# Multiple storage controllers - How to attach the disks



## storvi_net (Jun 27, 2014)

Hello,

I have built a storage server with a single IBM storage controller which I flashed with the LSI-Firmware.
In the future I need additional storage, so I want to add a second vdev (6 disks RaidZ2). For this I would need a second controller.

What are the best practices with multiple controllers and multiple vdevs?

Put 1 vdev per controller
Mix the disks / controller

The second question ist about: How is this problem solved in bigger boxes with > 16 disks?

Thanks
Markus


----------



## kpa (Jun 27, 2014)

I believe the recommendation is to split the VDEVs so that if one controller breaks totally the pool will be still usable.
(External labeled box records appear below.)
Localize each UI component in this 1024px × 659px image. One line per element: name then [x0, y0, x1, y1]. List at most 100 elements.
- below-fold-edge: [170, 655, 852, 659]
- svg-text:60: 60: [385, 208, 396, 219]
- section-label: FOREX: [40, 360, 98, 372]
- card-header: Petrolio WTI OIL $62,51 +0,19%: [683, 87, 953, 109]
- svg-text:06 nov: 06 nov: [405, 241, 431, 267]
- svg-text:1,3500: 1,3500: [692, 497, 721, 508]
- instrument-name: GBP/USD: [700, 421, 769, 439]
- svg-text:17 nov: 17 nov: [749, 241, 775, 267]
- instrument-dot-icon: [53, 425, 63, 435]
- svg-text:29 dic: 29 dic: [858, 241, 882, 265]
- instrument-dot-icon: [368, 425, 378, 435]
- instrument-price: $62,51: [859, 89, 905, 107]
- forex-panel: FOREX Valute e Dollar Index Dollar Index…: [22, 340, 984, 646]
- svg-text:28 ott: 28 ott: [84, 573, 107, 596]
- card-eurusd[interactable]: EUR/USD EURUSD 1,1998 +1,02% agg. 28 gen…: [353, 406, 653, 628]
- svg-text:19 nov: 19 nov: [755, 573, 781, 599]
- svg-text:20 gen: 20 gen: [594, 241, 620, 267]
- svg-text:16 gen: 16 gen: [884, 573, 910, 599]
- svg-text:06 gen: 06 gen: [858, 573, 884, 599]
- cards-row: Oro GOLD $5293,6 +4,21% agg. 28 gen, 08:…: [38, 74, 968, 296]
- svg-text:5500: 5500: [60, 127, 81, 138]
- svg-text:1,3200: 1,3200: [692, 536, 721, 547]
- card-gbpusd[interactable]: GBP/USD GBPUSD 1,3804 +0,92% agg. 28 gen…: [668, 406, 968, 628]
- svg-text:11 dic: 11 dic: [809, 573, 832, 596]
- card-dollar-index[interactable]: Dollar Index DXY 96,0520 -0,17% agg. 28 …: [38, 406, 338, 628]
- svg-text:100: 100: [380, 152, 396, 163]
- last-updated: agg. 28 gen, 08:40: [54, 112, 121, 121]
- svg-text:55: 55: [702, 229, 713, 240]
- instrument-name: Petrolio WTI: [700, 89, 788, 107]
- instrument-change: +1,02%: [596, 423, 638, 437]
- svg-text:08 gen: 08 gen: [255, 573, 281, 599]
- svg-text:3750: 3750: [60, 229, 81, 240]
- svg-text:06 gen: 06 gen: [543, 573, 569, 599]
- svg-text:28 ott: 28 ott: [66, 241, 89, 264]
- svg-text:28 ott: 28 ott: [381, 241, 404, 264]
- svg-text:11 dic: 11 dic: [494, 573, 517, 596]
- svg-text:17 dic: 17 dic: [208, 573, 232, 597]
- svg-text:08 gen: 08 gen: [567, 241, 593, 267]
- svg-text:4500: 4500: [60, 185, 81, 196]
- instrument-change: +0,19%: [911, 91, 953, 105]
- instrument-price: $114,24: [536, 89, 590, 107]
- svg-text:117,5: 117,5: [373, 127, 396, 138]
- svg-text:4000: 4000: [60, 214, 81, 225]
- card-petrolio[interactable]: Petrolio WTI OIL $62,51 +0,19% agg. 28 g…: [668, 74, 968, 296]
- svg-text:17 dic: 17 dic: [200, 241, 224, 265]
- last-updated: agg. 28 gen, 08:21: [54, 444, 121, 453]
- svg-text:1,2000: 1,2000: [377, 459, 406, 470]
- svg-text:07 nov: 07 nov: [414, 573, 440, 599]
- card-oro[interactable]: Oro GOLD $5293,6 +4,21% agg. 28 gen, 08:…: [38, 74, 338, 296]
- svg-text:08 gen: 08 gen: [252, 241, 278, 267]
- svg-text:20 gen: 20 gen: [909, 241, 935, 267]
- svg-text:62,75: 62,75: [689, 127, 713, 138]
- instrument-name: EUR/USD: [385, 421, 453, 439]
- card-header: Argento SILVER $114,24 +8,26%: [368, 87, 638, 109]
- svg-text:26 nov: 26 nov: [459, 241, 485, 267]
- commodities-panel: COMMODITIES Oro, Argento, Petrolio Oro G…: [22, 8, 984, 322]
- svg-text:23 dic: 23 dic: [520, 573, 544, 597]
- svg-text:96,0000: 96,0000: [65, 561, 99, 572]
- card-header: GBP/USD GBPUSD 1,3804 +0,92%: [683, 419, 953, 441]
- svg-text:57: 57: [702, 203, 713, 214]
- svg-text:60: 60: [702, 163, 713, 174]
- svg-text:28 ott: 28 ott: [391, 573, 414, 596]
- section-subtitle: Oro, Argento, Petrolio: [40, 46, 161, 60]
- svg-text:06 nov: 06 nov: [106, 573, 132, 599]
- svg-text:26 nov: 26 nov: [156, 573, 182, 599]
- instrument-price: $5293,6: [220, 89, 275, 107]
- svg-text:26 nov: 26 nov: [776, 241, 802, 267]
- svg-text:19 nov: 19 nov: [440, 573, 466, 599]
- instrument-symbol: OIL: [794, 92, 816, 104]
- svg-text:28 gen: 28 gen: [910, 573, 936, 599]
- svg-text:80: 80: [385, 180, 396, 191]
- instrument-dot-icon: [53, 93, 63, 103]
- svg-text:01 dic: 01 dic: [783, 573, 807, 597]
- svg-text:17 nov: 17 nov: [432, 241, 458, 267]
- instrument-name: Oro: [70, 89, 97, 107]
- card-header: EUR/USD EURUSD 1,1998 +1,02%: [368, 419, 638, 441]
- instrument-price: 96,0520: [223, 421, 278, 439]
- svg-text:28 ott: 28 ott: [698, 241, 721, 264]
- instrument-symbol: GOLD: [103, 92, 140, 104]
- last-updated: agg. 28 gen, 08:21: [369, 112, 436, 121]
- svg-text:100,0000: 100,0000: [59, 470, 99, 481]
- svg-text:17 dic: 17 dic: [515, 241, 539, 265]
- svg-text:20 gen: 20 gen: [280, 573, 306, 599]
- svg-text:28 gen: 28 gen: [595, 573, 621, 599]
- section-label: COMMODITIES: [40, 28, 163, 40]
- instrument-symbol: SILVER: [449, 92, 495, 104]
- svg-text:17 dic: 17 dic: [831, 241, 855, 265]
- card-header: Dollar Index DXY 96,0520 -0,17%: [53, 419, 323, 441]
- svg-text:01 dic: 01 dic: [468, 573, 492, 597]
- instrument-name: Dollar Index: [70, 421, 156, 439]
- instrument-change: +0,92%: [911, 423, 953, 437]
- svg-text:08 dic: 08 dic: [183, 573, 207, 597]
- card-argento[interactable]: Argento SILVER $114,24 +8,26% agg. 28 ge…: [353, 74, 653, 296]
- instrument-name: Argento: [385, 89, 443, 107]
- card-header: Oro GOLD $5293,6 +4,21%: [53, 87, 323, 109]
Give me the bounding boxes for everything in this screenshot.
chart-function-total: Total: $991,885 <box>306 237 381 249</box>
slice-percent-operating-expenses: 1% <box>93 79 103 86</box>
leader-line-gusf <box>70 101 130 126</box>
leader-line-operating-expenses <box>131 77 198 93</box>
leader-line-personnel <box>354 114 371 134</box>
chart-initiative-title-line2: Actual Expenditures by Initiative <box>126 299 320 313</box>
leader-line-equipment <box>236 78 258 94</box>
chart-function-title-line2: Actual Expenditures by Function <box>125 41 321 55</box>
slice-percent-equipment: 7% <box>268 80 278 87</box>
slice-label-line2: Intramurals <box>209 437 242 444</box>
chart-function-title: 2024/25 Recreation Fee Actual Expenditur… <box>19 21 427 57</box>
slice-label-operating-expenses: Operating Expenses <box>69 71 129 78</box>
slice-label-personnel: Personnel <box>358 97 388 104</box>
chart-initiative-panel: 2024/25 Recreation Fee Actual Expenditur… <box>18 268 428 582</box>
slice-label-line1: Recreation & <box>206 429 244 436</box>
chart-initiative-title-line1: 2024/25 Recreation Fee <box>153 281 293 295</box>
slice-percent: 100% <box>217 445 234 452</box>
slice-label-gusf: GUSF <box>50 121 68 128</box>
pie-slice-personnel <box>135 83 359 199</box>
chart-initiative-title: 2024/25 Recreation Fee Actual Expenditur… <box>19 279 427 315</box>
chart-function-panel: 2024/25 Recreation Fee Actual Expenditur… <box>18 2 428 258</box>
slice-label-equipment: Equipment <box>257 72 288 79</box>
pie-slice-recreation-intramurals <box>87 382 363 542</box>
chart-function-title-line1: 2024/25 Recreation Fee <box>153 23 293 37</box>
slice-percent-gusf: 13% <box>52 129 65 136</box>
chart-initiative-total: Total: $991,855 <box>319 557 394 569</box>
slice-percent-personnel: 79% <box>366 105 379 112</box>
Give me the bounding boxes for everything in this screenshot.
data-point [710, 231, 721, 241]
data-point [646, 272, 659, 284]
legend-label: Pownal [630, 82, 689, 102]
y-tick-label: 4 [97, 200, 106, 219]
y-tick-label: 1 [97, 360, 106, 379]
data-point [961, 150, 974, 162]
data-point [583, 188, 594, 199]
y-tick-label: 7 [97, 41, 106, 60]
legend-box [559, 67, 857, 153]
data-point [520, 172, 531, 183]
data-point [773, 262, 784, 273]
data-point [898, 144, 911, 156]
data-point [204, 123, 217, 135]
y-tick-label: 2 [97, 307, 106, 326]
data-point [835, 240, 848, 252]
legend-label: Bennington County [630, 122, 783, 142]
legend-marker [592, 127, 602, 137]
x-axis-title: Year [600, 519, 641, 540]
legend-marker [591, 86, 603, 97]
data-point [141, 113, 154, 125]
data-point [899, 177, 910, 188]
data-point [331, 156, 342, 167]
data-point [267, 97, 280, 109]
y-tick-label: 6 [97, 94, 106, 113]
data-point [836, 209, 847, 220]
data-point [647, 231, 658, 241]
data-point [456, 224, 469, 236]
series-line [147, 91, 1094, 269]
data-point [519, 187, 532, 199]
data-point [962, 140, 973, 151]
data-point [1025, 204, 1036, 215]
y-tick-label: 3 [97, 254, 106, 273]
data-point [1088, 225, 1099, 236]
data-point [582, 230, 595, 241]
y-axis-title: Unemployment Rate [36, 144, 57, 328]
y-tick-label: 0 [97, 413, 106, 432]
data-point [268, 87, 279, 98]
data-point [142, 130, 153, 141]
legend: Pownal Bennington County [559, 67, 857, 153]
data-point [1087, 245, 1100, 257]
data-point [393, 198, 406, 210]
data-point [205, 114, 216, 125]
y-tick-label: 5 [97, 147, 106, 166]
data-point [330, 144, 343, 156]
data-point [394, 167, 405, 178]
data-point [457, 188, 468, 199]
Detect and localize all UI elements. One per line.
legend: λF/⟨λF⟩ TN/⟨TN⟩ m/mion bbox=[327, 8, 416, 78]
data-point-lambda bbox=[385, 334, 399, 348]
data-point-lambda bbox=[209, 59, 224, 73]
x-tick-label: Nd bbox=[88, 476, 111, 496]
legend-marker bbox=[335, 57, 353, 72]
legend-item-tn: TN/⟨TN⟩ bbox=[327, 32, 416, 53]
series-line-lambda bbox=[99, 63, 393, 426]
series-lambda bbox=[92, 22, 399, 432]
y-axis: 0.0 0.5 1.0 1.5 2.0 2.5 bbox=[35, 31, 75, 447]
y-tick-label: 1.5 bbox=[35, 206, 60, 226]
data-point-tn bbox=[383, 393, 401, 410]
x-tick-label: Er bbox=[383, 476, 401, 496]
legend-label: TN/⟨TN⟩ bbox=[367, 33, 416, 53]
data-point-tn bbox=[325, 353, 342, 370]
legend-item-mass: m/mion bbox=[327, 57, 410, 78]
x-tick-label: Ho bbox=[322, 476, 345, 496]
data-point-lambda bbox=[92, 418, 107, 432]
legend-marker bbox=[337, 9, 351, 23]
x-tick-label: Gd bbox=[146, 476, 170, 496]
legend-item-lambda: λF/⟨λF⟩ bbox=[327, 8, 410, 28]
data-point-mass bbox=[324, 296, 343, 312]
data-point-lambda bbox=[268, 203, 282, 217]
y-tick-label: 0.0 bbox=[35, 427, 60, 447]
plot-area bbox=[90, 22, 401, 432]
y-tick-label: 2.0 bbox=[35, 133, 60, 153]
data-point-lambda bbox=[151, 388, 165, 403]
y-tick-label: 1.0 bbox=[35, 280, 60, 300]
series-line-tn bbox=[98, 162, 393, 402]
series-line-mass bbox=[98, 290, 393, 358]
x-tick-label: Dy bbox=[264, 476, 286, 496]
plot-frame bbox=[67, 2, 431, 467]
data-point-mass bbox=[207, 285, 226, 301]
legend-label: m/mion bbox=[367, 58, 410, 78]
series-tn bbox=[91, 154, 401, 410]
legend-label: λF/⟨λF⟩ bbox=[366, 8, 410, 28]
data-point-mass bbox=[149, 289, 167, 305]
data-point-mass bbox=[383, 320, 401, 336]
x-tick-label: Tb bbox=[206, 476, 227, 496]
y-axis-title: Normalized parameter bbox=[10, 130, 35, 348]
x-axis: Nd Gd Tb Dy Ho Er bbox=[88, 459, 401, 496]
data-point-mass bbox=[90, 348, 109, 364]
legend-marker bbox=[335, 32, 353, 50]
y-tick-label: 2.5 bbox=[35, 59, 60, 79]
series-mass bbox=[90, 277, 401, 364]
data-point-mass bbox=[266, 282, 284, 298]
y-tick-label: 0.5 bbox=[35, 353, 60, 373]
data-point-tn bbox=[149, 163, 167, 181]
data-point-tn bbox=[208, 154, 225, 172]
For 2-disk mirror VDEVs it's obvious how to do that but for RAIDZ you'd need more than two controllers I think.


----------



## storvi_net (Jun 27, 2014)

This theory is backed by the fact, that if one controller got two vdevs, both vdevs have to be rebuilt, haven't they?


----------



## phoenix (Jun 30, 2014)

If possible, spread the disks across controllers such that if a controller dies, you still keep redundancy in the pool.

A raidz2 can survive the loss of 2 disks without losing the entire pool.  For a 6-disk raidz2, this means you should not put more than 2 disks onto a single controller.  So, for the best redundancy, you should have 3 controllers, with 2 disks from each vdev on each controller.  That way, if a single controller dies, you only lose 2 disks from each vdev, and the pool remains intact.

Obviously, you are constrained by the hardware.  If you don't have room for the extra controllers, then you make do with what you have.

Our biggest boxes use SAS expanders and put 24 drives onto a single controller.  If that controller dies, we shut down the box and replace the controller and hope everything comes back up.


----------



## storvi_net (Jul 1, 2014)

So in your opinion it is better to take the risk of leaving the pool online without any backup HDD, than "losing" the pool all at once (sure you have to take care about the whole scenario)?

The thing with the expander is quite interesting - I googled a bit around and it looks nice.

Regards
Markus


----------